In addition to a good hoist, you'll need some way to control the angle as you lift the engine & transmission out. I have "made do" with a logging chain through the hoist hook and a big punch to lock the chain in place; but some kind of tilt mechanism makes the job significantly easier.
The engine stand is less critical perhaps, but still a nice thing to have.
I am effectively color-blind as well, since my 56 still has the original harness in it and, as noted, the colors have faded to a uniform brown. But judicious use of a test light will quickly sort things out. If you have one, a powered "buzz box" is even better, but I haven't gotten annoyed enough (yet) to make one.
Rebuilding the TR engine is straight-forward, any decent engine shop should be able to deal with it. The removable wet liners are uncommon, but obvious. And of course you should take them the shop manual, as they may not have the information otherwise (or worse, have it wrong). Still, I feel it is a good idea to have a discussion about what they are, or are not, going to do. "Rebuild" is a rather vague term. Specific topics might include:
1) Line-bore for cam bearings?
2) Hardened valve seats?
3) Valve guides iron or brass
4) Displacement (eg keep original 83mm bore or go up to 86, 87, or 89)

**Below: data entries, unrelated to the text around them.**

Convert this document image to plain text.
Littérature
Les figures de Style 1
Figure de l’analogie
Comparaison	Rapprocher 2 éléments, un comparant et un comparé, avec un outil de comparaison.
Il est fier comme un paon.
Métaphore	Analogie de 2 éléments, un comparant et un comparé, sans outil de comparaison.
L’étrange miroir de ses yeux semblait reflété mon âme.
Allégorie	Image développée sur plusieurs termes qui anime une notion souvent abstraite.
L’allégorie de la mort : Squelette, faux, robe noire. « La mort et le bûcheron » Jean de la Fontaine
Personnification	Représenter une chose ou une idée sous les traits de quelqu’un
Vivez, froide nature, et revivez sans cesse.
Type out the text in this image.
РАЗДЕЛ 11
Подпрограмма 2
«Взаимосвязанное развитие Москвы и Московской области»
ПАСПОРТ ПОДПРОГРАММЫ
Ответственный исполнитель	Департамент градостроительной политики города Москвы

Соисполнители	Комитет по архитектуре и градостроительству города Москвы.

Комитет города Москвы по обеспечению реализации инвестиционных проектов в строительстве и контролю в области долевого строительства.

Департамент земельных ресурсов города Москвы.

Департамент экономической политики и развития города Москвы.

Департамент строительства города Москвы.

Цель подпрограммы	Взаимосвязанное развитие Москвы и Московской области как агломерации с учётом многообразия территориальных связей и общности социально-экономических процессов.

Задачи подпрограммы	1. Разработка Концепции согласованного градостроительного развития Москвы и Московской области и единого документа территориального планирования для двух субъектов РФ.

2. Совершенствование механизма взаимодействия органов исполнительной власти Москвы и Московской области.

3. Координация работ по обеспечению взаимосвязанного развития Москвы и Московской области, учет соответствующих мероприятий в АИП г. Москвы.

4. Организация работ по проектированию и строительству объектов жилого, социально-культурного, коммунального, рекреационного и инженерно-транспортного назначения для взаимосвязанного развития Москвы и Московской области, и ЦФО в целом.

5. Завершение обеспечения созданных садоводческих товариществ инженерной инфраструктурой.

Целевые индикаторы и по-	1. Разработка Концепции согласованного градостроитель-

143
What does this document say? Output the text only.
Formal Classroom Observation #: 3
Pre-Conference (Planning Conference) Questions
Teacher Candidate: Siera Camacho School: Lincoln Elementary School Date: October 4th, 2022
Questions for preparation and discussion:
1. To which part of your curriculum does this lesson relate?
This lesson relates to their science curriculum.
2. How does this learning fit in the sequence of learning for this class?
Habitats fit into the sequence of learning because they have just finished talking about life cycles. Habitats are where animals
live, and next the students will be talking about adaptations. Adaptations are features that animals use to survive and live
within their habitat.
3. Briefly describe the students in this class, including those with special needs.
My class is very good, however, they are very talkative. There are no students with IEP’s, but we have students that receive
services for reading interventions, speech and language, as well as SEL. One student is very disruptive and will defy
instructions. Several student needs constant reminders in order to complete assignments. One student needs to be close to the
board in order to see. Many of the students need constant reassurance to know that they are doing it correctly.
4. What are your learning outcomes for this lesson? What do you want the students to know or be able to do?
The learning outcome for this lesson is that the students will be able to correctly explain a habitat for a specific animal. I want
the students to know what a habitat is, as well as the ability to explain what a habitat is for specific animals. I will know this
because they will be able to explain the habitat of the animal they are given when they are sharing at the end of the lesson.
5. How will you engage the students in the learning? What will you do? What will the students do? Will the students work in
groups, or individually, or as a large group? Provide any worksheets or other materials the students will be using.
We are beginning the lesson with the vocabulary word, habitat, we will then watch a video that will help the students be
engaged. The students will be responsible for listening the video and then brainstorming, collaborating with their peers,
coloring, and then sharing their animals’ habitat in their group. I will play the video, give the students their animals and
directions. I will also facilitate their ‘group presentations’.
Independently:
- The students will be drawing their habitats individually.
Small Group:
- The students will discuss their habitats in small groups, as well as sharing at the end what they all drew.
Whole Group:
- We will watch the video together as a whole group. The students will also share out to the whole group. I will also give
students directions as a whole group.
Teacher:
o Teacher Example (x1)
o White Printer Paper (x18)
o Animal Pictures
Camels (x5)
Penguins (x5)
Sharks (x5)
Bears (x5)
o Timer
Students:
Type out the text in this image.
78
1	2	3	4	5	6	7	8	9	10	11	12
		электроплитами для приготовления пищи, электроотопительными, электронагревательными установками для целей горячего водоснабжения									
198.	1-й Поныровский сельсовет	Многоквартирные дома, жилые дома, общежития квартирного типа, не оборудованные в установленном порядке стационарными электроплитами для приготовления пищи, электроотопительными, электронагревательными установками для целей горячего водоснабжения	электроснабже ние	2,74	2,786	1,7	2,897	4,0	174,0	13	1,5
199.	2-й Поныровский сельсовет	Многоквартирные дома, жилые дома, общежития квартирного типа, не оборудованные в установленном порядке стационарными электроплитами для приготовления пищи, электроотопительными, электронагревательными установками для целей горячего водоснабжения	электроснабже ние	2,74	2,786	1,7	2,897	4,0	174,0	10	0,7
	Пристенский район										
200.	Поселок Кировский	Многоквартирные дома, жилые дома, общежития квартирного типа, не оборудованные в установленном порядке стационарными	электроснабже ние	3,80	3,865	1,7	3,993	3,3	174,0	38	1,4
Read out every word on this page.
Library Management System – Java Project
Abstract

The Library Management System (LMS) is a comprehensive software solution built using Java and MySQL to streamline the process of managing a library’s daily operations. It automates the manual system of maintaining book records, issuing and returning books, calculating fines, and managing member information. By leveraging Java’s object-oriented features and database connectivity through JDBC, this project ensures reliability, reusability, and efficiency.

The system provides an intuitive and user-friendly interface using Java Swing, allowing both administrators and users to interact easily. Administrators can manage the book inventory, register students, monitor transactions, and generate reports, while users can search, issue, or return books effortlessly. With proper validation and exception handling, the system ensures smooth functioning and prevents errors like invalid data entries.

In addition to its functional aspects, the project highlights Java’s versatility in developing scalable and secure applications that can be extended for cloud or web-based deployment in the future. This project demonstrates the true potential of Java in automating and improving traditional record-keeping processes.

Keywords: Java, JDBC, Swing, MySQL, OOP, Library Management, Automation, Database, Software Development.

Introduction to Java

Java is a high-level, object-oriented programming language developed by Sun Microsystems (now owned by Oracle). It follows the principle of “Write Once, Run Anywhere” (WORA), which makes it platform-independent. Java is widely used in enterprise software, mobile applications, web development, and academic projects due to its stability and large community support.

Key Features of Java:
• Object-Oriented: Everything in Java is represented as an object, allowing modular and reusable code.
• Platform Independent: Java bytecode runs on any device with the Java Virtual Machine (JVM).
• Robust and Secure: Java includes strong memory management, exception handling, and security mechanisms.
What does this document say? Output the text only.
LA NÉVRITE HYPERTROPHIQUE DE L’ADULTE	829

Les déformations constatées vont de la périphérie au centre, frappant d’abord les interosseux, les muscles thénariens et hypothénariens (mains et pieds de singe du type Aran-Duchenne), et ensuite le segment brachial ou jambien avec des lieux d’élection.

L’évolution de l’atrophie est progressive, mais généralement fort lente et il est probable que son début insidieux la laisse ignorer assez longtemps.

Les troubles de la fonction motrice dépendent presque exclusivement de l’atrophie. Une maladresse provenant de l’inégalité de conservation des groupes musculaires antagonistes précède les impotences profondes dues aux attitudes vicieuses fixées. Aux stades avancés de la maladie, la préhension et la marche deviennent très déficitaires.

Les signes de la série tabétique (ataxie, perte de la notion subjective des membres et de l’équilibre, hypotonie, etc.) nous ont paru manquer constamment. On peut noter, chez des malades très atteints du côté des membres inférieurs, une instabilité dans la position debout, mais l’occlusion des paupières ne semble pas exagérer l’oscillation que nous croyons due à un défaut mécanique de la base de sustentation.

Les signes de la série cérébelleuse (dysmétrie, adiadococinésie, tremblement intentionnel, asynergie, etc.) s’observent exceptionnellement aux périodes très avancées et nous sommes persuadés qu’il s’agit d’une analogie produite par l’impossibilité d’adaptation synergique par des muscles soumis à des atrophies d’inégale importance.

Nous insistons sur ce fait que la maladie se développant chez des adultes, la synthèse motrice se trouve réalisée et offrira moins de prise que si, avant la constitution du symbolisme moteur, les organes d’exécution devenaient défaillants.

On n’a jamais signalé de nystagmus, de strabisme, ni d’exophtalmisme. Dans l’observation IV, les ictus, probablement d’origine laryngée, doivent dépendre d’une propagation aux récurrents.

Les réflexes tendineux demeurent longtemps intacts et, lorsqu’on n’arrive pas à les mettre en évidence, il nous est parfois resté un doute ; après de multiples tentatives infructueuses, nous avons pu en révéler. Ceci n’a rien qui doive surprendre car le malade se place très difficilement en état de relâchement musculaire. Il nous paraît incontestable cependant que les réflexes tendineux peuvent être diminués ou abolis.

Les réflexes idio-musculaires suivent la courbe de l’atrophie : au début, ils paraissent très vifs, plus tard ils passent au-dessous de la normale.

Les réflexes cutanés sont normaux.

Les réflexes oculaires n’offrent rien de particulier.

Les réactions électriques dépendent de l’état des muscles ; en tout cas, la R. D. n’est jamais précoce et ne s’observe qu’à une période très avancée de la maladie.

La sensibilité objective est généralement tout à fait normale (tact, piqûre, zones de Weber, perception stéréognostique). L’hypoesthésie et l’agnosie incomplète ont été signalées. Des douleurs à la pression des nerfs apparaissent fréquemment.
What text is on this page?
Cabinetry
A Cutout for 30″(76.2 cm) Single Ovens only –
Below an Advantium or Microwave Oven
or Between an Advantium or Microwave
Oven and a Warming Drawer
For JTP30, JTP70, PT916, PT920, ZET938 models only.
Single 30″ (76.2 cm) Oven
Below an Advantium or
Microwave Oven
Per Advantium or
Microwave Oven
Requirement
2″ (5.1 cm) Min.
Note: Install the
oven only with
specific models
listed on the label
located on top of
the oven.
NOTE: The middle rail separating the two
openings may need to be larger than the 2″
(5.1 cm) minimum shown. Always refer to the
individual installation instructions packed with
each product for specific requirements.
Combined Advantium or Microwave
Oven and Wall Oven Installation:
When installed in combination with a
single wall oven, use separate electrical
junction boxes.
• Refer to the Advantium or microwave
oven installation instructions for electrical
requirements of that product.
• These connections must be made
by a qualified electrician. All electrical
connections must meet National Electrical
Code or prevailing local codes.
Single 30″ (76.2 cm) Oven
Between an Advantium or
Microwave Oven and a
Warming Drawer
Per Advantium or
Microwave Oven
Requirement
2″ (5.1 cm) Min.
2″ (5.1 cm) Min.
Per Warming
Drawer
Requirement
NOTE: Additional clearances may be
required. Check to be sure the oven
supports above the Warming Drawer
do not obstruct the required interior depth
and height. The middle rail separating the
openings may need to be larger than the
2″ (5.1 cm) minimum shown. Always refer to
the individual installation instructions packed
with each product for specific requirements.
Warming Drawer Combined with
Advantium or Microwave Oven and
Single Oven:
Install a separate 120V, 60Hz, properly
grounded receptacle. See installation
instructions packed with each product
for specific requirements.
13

5) Line-bore for crankshaft
6) Balance all moving components
7) Use TR4A (small stem) exhaust valves?
There's lots more, of course, those are just some examples.
For the gearbox, though, it would probably pay to find someone who is familiar with the TR gearbox (especially the early 'crash' box). Shipping to, say, Quantum Mechanics, might prove to be a good investment there. There are some details that the manual doesn't cover, like how to tell the good reproduction synchro rings from the bad ones.